When an azidophenylalanine is incorporated into silk protein, the azido group (red) is a target for functionalization reactions.

Silk is mostly made of the silkworm protein fibroin. “Silk fibroin is mechanically tough and biocompatible,” says Hidetoshi Teramoto of the National Agriculture & Food Research Organization. His team’s goal is to develop methods to alter fibroin for biomedical applications—for instance, modifying silk with proteins that promote cartilage growth so it can act as a nurturing scaffold for regrowing damaged tissue. Adding unnatural amino acids, such as azidophenylalanine, into silk fibroin could broaden the chemical possibilities for modifying the protein. But “at the beginning of this project, the effects of unnatural amino acid incorporation on silkworms were quite uncertain,” Teramoto says. “Some people said worms might not be able to survive.”

Nevertheless, Teramoto and his team pressed on, seeing if they could convince silkworms to spin azidophenylalanine into silk. The azido groups in this amino acid are ripe targets for simple and quick click chemistry reactions.
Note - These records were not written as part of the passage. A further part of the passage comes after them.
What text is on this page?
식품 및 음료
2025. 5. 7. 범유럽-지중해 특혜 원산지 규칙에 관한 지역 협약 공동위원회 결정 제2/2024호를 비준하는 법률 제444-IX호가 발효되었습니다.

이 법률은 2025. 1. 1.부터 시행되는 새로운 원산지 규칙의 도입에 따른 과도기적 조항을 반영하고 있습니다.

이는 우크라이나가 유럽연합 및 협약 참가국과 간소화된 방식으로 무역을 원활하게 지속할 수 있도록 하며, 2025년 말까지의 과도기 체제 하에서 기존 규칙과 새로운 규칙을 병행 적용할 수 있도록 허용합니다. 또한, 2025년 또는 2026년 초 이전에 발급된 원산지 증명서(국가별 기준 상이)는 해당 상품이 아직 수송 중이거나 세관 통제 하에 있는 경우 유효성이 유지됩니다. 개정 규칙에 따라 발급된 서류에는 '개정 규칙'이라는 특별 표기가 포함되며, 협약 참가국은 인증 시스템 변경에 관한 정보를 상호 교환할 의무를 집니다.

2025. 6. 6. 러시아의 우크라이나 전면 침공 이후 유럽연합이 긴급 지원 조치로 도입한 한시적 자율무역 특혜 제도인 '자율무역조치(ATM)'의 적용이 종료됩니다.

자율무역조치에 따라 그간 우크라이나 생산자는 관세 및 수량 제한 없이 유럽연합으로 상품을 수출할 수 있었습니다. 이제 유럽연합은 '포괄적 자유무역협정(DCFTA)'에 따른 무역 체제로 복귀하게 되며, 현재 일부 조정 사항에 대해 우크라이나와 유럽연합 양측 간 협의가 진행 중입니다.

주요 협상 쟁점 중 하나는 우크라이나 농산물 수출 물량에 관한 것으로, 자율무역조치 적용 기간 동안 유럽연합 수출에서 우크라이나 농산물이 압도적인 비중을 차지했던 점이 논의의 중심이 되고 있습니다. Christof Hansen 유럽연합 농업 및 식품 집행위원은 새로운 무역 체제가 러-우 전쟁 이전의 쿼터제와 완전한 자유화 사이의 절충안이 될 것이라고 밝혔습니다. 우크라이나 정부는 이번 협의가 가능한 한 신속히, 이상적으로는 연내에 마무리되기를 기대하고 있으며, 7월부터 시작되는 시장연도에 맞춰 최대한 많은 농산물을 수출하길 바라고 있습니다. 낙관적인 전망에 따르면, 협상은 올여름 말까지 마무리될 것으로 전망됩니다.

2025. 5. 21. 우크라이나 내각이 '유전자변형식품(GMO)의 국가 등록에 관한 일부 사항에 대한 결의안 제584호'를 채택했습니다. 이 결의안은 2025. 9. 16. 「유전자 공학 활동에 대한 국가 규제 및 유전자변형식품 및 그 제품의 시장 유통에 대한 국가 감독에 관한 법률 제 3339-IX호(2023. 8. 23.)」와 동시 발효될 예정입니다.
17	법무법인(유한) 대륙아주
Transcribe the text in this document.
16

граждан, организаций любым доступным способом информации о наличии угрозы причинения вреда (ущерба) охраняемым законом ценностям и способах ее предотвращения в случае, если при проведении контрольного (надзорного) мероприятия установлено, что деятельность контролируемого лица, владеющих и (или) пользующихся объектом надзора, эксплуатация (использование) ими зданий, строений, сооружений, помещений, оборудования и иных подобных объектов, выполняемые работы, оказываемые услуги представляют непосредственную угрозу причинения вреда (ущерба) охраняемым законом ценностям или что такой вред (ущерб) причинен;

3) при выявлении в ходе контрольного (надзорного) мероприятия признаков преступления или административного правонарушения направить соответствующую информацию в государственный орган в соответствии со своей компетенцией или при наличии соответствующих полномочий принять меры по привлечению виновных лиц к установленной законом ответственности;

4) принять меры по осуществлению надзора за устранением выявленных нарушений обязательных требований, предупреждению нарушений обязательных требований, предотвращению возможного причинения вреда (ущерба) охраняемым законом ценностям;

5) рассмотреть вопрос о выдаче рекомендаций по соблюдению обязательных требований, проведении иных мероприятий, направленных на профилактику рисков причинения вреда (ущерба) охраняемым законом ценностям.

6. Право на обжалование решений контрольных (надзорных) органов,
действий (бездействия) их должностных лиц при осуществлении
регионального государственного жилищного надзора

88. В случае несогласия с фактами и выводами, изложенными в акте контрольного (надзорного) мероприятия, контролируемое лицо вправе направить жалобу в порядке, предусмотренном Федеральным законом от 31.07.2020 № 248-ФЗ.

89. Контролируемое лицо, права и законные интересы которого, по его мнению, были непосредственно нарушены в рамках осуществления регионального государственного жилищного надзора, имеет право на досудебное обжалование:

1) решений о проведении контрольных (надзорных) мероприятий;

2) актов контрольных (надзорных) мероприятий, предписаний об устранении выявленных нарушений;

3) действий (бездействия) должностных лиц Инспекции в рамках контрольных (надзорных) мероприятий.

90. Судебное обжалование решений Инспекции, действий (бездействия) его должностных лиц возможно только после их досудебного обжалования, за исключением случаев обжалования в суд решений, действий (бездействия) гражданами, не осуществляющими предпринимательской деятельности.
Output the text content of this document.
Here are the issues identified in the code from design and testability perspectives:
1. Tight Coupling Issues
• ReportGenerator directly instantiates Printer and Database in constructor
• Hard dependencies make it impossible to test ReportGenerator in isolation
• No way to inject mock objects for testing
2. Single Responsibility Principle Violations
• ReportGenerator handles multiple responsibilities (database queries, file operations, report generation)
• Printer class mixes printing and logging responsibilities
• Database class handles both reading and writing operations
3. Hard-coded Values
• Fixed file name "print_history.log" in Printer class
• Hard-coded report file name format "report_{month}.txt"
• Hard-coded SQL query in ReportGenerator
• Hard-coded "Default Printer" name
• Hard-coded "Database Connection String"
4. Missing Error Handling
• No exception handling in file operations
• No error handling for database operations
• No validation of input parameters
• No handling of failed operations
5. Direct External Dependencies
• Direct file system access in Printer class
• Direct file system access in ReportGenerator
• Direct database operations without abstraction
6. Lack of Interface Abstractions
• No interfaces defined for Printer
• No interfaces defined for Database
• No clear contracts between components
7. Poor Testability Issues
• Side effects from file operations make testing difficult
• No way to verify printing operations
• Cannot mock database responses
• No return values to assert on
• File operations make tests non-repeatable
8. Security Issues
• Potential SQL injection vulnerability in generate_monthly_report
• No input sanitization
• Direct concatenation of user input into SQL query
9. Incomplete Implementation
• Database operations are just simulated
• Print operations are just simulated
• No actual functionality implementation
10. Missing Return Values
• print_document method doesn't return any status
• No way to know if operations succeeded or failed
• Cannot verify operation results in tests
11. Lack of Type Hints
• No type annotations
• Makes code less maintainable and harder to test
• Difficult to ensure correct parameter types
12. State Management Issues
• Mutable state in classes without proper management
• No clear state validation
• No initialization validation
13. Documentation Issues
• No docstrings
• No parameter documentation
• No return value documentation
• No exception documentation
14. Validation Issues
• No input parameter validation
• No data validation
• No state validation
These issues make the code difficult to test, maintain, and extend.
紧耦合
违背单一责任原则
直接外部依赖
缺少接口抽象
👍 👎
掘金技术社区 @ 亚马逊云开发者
First, the researchers had to get the silkworm’s protein-making machinery to pick up azidophenylalanine in addition to the usual phenylalanine and incorporate it into fibroin. They generated a pool of less selective variants of tRNA synthetase, the enzyme that attaches phenylalanine to transfer RNA for transport to the ribosome. Co-author Kensaku Sakamoto of RIKEN Center for Life Science Technologies says they then used a bacterial screening system to rapidly identify cells that incorporated azidophenylalanine into their proteins. This process identified four variants of the synthetase that looked promising.

Next, the team created four transgenic silkworm strains, putting the variant synthetase genes into the worms so that only the silk glands would produce the enzyme, avoiding any toxicity that could come from incorporating azidophenylalanine into proteins in other parts of the body. Then they let the silkworms get to work spinning their cocoons. The team analyzed the resulting silk, finding that in two strains, over 6% of the phenylalanine had been replaced by azidophenylalanine. Then, the researchers demonstrated that the azidophenylalanine in the silk could be functionalized by conjugating the silk to fluorescent molecules using click chemistry. The cocoons glowed.

“This is the first time that a non-canonical amino acid has been engineered into a silkworm,” says Dieter Söll of Yale University. “There are many examples where people want to change the silk fiber. I think this a great step forward for the synthetic biology of silk.”